The evening I died, I was in my bedroom in front of my mirror, and Jimmy was in his room next door snoring peacefully on top of his bed. Suddenly the handle of my brush snapped off. I was forever breaking brushes. You’d think I had steel wool for hair rather than fine California surfer-girl silk. I used to take a lot of my frustrations out on my hair.
I was mildly stressed that evening as I was getting ready for Beth Palmone’s birthday party. Beth was sort of a friend of mine, sort of an accidental associate, and the latest in a seemingly endless string of bitches who were trying to steal my boyfriend away. But she was the kind of girl I hated to hate because she was so nice. She was always smiling and complimenting me. I never really trusted people like that, but they could still make me feel guilty. Her nickname was Big Beth. My best friend, Joanne Foulton, had given it to her. Beth had big breasts.
The instant my brush broke, I cursed. My parents were extremely well-off, but it was the only brush I had, and my layered waves of dark blond hair were lumpy knots of dirty wool from the shower I’d just taken. I didn’t want to disturb Jimmy, but I figured I
could get in and borrow his brush without waking him. It was still early—about eight o’clock—but I knew he was zonked out from working all day. To my parents’ dismay, Jimmy had decided to get a real job rather than go to college after graduating from high school. Although he enjoyed fiddling with computers, he’d never been academically inclined. He loved to work outdoors. He had gotten a job with the telephone company taking telephone poles out of the ground. He once told me that taking down a nice old telephone pole was almost as distressing as chopping down an old tree. He was kind of sensitive that way, but he liked the work.

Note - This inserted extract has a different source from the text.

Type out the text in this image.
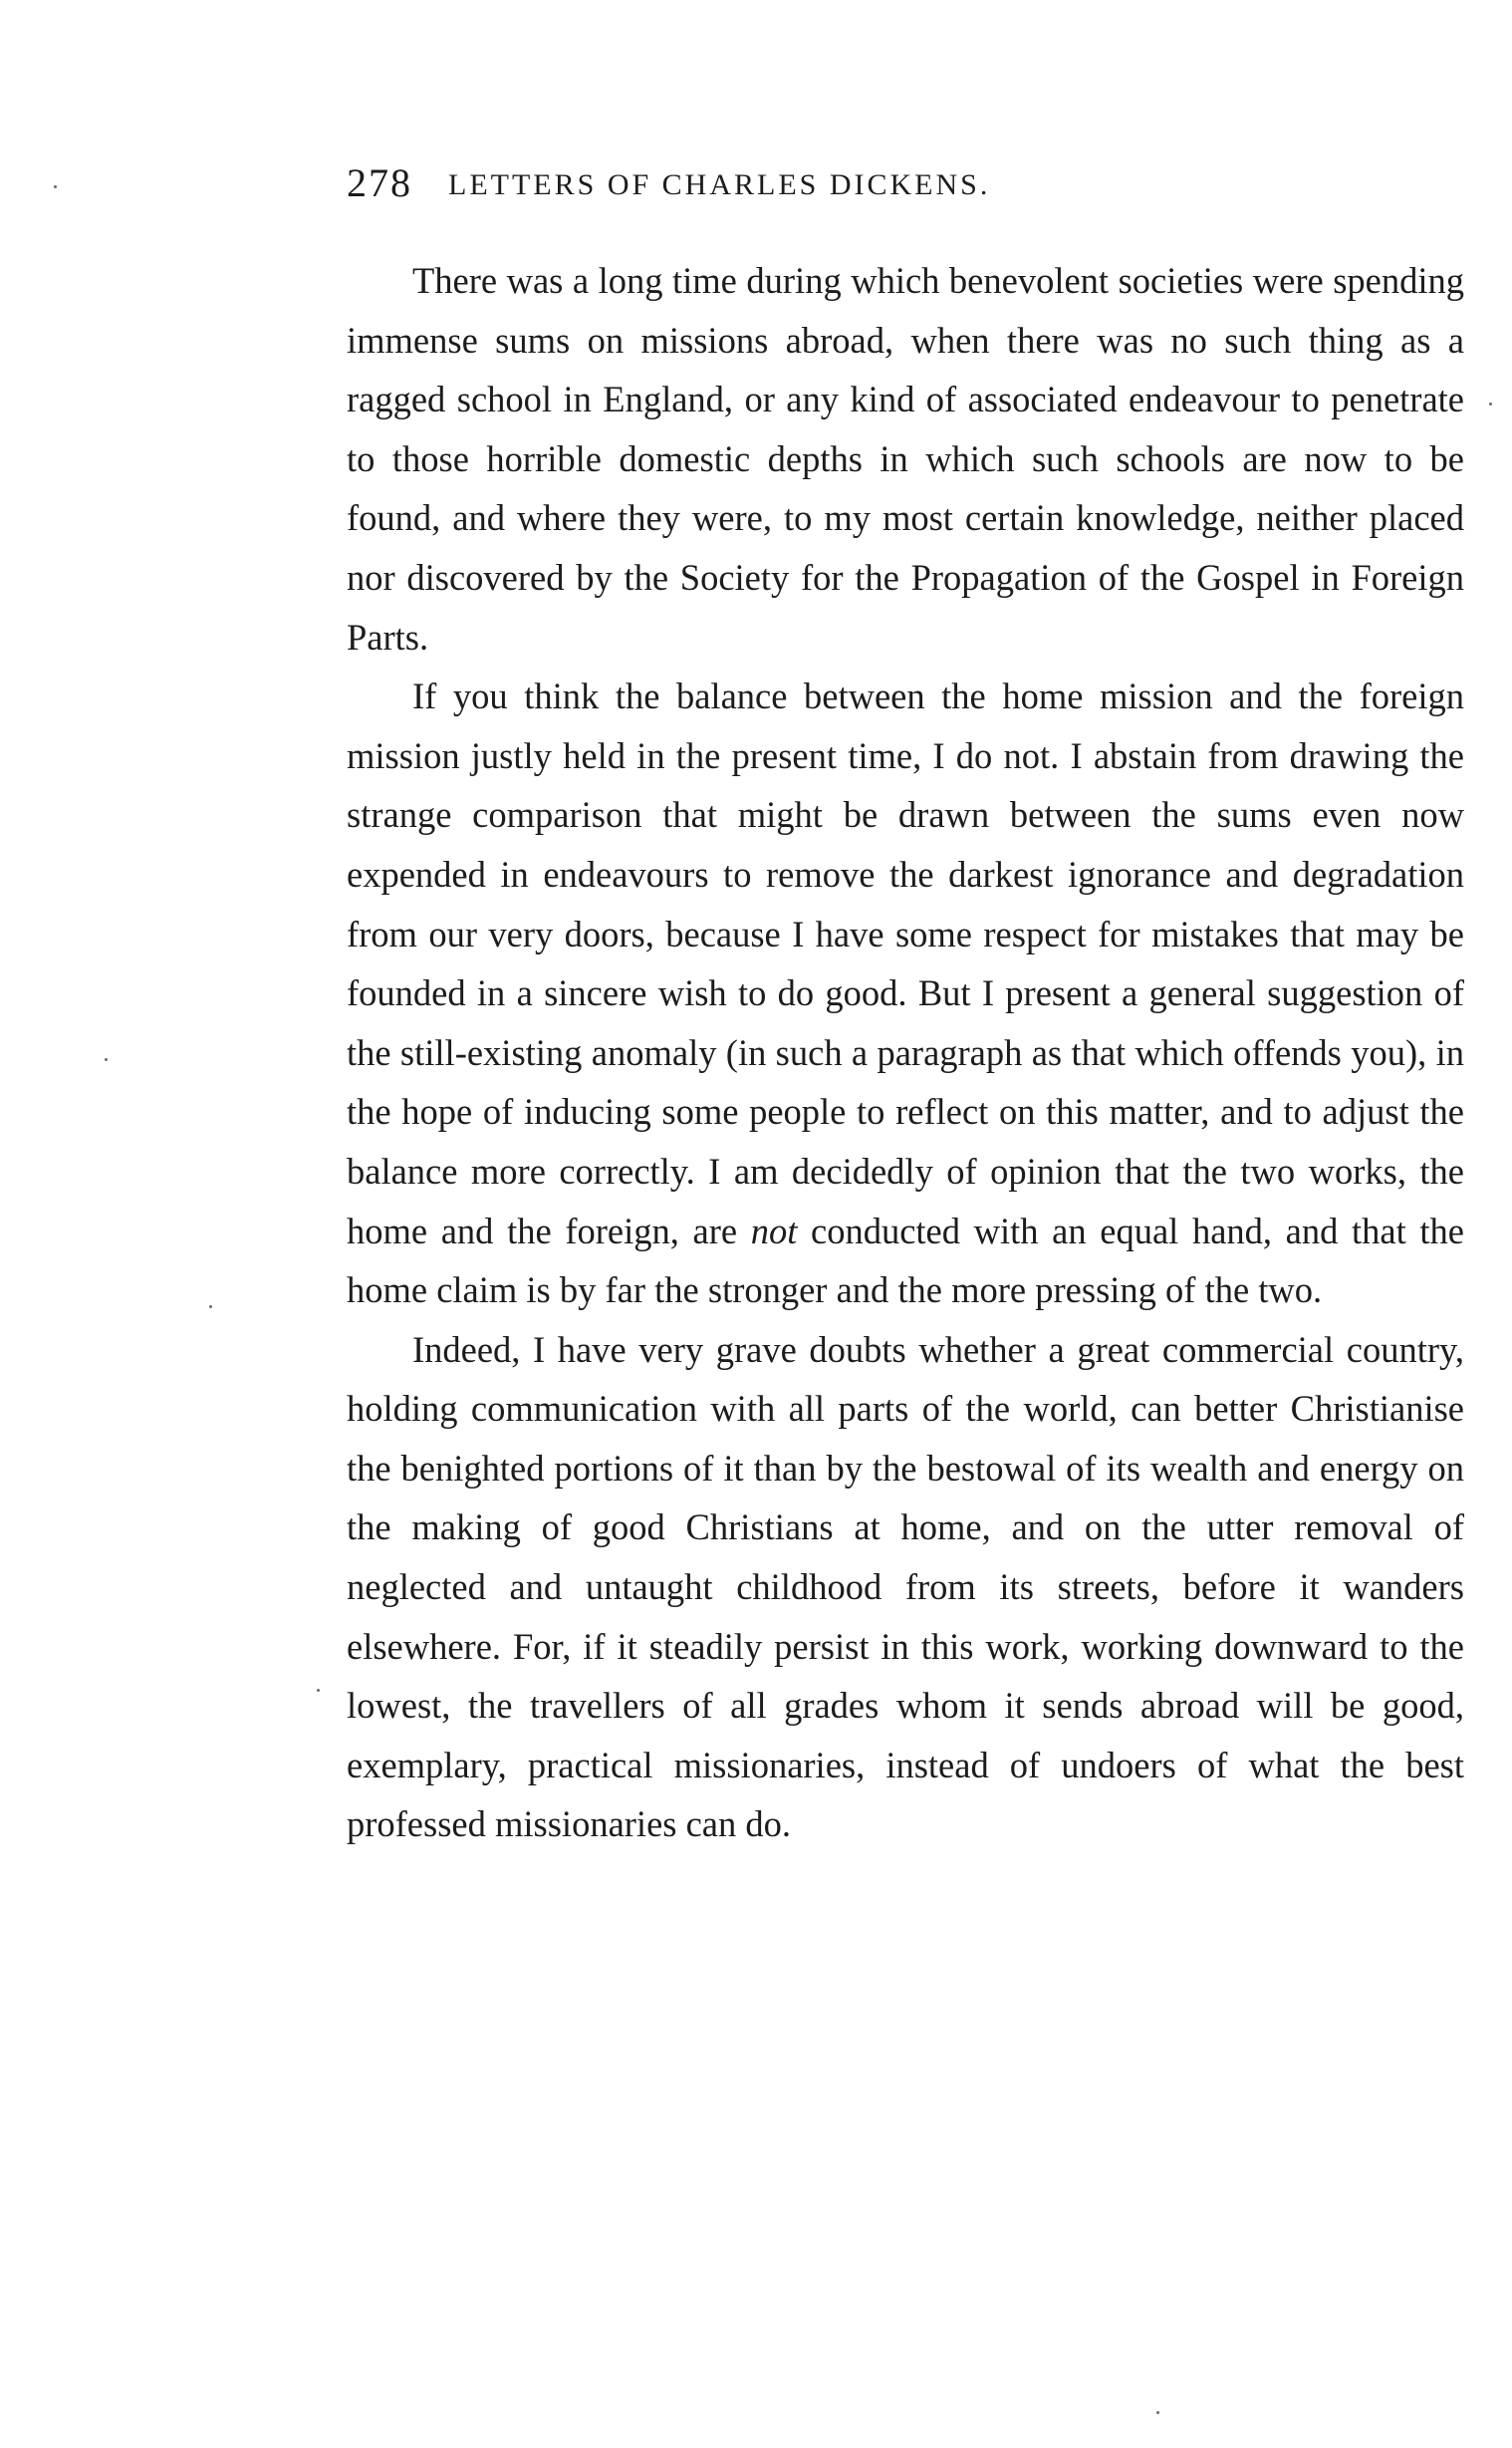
278 LETTERS OF CHARLES DICKENS.

There was a long time during which benevolent societies were spending immense sums on missions abroad, when there was no such thing as a ragged school in England, or any kind of associated endeavour to penetrate to those horrible domestic depths in which such schools are now to be found, and where they were, to my most certain knowledge, neither placed nor discovered by the Society for the Propagation of the Gospel in Foreign Parts.

If you think the balance between the home mission and the foreign mission justly held in the present time, I do not. I abstain from drawing the strange comparison that might be drawn between the sums even now expended in endeavours to remove the darkest ignorance and degradation from our very doors, because I have some respect for mistakes that may be founded in a sincere wish to do good. But I present a general suggestion of the still-existing anomaly (in such a paragraph as that which offends you), in the hope of inducing some people to reflect on this matter, and to adjust the balance more correctly. I am decidedly of opinion that the two works, the home and the foreign, are not conducted with an equal hand, and that the home claim is by far the stronger and the more pressing of the two.

Indeed, I have very grave doubts whether a great commercial country, holding communication with all parts of the world, can better Christianise the benighted portions of it than by the bestowal of its wealth and energy on the making of good Christians at home, and on the utter removal of neglected and untaught childhood from its streets, before it wanders elsewhere. For, if it steadily persist in this work, working downward to the lowest, the travellers of all grades whom it sends abroad will be good, exemplary, practical missionaries, instead of undoers of what the best professed missionaries can do.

After I left my room, I heard someone come in the front door. I knew who it was without looking: Mrs. Mary Parish and her daughter Amanda. My parents had gone out for the night, but earlier that evening they had thrown a cocktail party for a big-wig real estate developer from back east who was thinking of joining forces with my dad to exploit Southern California’s few remaining square feet of beachfront property. Mrs. Parish worked as a part-time housekeeper for my mom. She had called before I’d gone in for my shower to ask if everyone had left so she could get started cleaning up. She had also asked if Amanda could ride with me to Beth’s party. I had answered yes to both these questions and told her I’d be upstairs getting dressed when they arrived and to just come in. Mrs. Parish had a key to the house.
I called to them from the upstairs hall—which overlooks a large portion of the downstairs—before stealing into Jimmy’s room.
“I’ll be down in a minute! Just make yourself at home—and get to work!”
I heard Mrs. Parish chuckle and caught a faint glimpse of her gray head as she entered the living room carrying a yellow bucket filled with cleaning supplies. I loved Mrs. Parish. She always seemed so happy, in spite of the hard life she’d had. Her husband had suddenly left her years earlier broke and unskilled.
I didn’t see Amanda at first, nor did I hear her. I guess I thought she’d changed her mind and decided not to go to the party. I’m not sure I would have entered Jimmy’s room and then let him slip past me in a semiconscious state if I’d known that his girlfriend was in the house.